Still, in 2024, researchers found that drug prices overall decreased slightly. Spending rose because of drugs coming on the market and increased utilization, especially for pricey weight loss drugs and another category of medications that treat various autoimmune conditions, such as rheumatoid arthritis.

Such increased use is evident in Medicare. Many beneficiaries, for example, are treated for autoimmune conditions. And even though Medicare doesn’t cover treatment for weight loss, many members have diabetes or other conditions that a new type of weight loss drugs can treat.

The Trump administration, according to The Washington Post, is considering a five-year pilot program in which Medicare Part D plans could voluntarily expand access to the drugs, which can cost more than $1,000 a month without insurance. Details have not yet been provided, but the pilot program would not begin in Medicare until 2027.

Another wild card for insurers is the Trump administration’s tariffs on businesses that purchase products made overseas, which could boost drug prices because the U.S. imports a lot of its pharmaceuticals. Much, however, remains unknown about whether drugmakers will pass along any additional tariff costs to consumers.

So, while rising spending is one factor, it isn’t the only reason next year’s premium prices are expected to go up.

2. New out-of-pocket caps for consumers

Changes made to Medicare aimed at helping people with high out-of-pocket costs for expensive medications may be a bigger factor.

Here’s why: Starting this year, Medicare enrollees have a limit on how much they must pay out-of-pocket for prescription drugs. It’s capped at $2,000, a threshold that will rise each year to cover inflation.

Lawmakers in Congress set those changes in the Inflation Reduction Act under President Joe Biden. The law also shifted a larger share of the cost of drugs used by Medicare beneficiaries from the federal program to insurers.

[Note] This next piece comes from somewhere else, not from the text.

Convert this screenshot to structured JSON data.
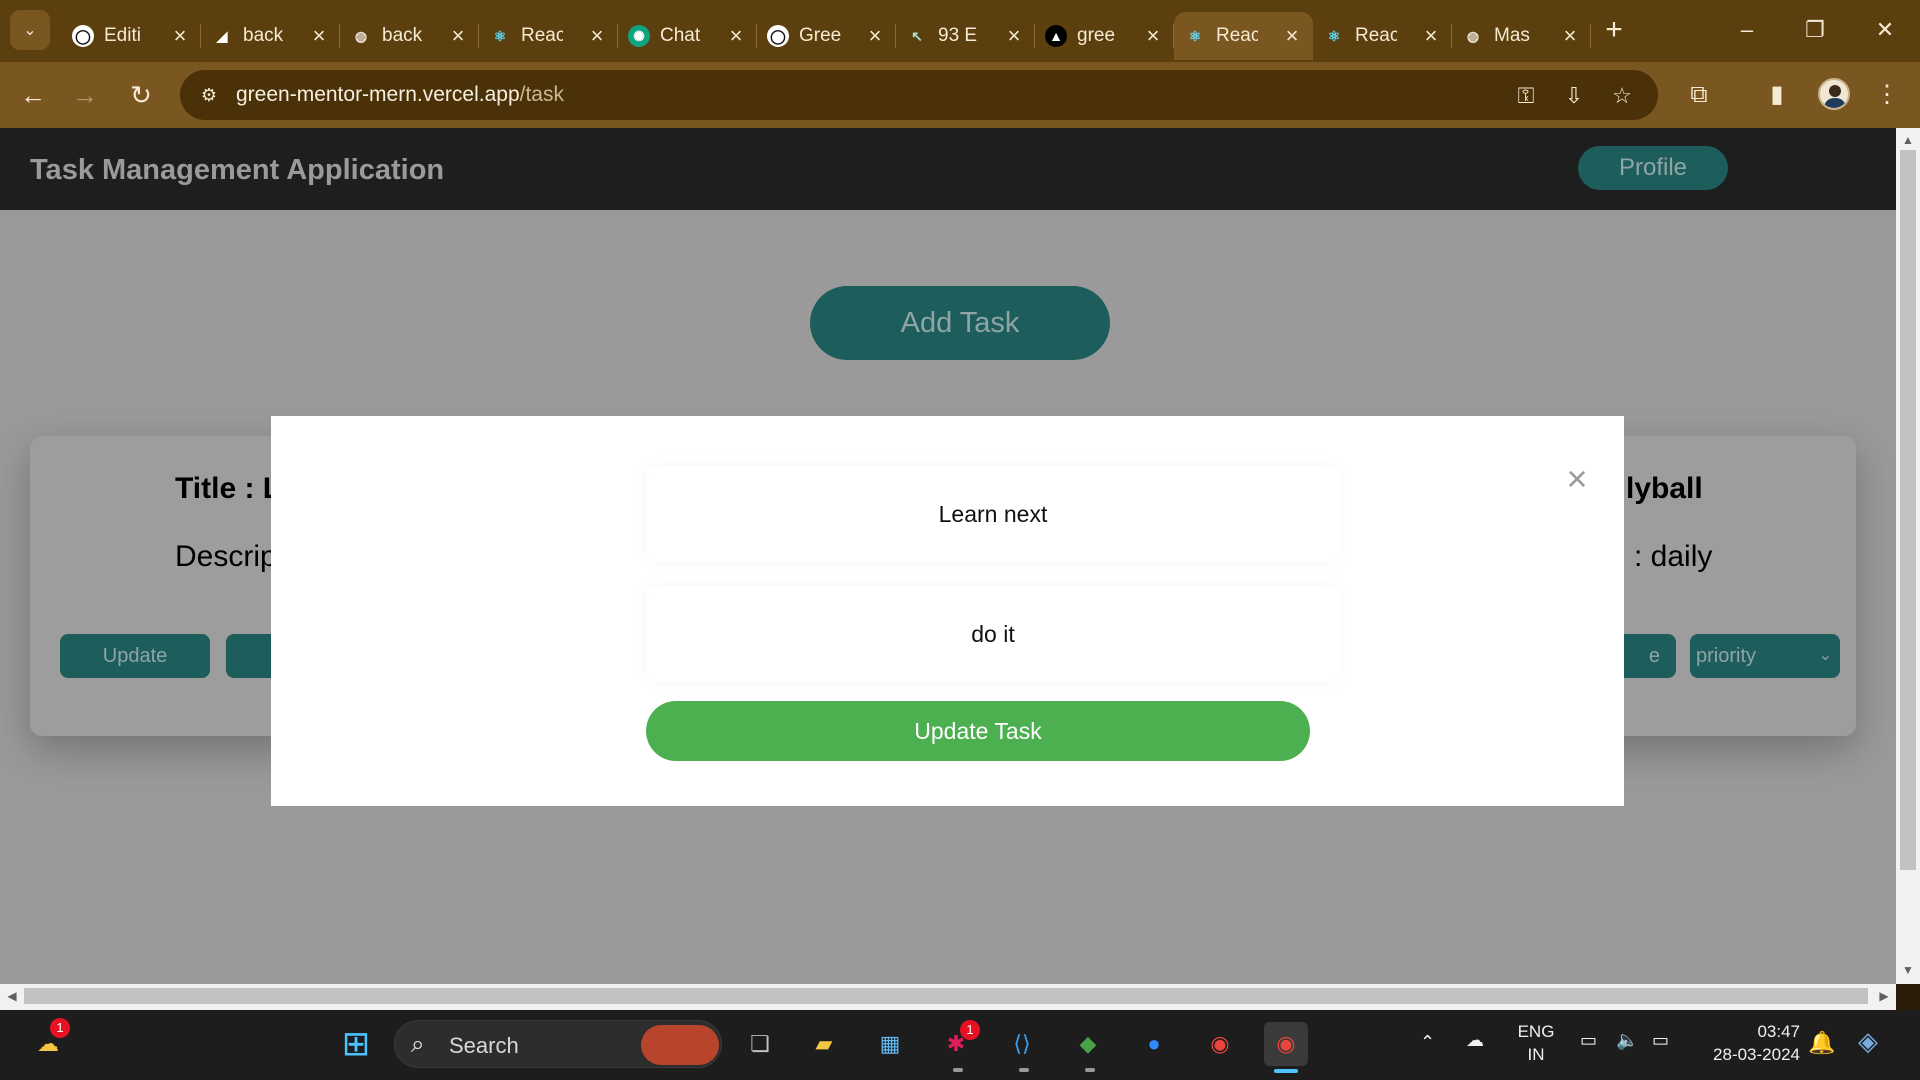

That $2,000 cap is a big change from previous years, when people taking expensive drugs had a higher threshold to meet annually and were on the hook to pay 5% of the drug’s cost even after meeting that amount. Those additional 5% payments ended last year under the provisions of the IRA.

Before that law passed, “people would spend $10,000 or $15,000 out-of-pocket each year just for a single drug,” Dusetzina said. “The Inflation Reduction Act was necessary to make Part D proper health insurance, but there’s a cost to do so.”

While the cap is a big help for affected consumers, the reduced amounts paid by some beneficiaries — coupled with the cost shift to insurers — could lead plans to spread their increased expenses across all policyholders through higher premiums. A growing number of health plans have also begun to require enrollees to pay a percentage of a drug’s cost, rather than a flat-dollar copay, which can lead to larger-than-expected costs at the pharmacy counter, Dusetzina said.

While consumers not currently taking high-cost specialty drugs may not see a benefit in the $2,000 cap initially, they might one day, say policy experts, who note that drugmaker prices continue to rise and that enrollees could fall ill with a condition like cancer or multiple sclerosis for which they need a very high-priced drug.

“It’s important to think not just in context of those groups who hit the cap every year, but also people are paying more in premiums to protect their future selves as well,” said Casey Schwarz, the senior counsel for education and federal policy at the Medicare Rights Center, an advocacy group.

The new prescription drug cap and other changes apply to both the stand-alone Part D drug plans and Medicare Advantage plans. But those Medicare Advantage plans are not expected to increase the drug portion of their premiums, partly because the private sector plans are paid more per member than what it costs taxpayers for the traditional program.

That means Advantage plans have far more money to add benefits, such as vision and dental coverage, which traditional Medicare does not include, or to use them to cushion the impact of rising spending on drug costs, thus limiting premium increases.